Many people continue to look to Christian social justice activists for guidance. And for some Catholics peace work means pushing to change economic structures in developing countries.

"What we have been hearing repeatedly from missionaries is that the impact of financial institutions such as the World Bank and the [International Monetary Fund] is continually exacerbating the violence of poverty," said Maryknoll's peace and justice advocate Marie Dennis. "It intensifies the likelihood of migration and other pressures that contribute to violence in our world."

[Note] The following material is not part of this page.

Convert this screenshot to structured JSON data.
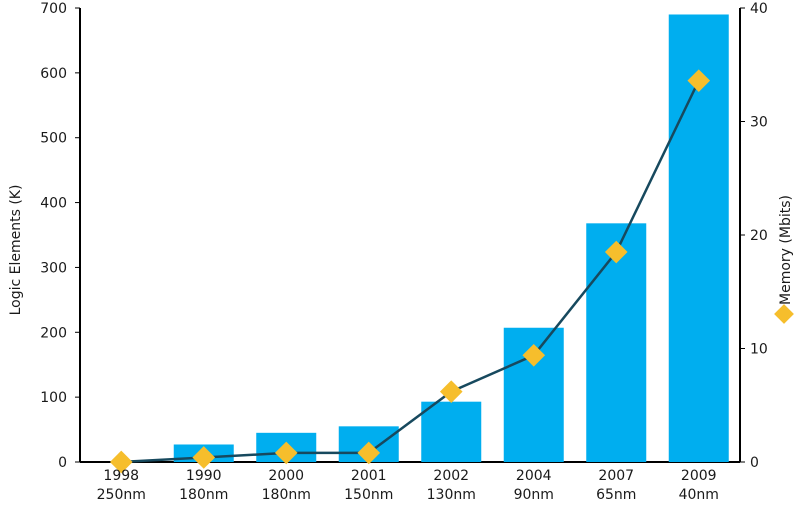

Dennis belongs to the Washington-based Religious Working Group. It coordinates from a faith perspective the efforts of religious communities and organizations to achieve economic structural adjustment and debt forgiveness for poor countries. "The real impetus for this coalition," said Dennis, "came from the citizens' groups, environmentalists, Catholic Relief Services, Oxfam and European agencies working in poor Third World countries in the South."

The Religious Working Group connects with such groups and has developed educational resources -- such as the Lenten pamphlet, "An Economic Way of the Cross" -- and has led public actions, including prayer vigils, outside the World Bank and International Monetary Fund during annual meetings.

"We want to remind institutions that these are moral issues and there is no economic system that is exempt from self-examination according to moral and ethical criteria," Dennis said.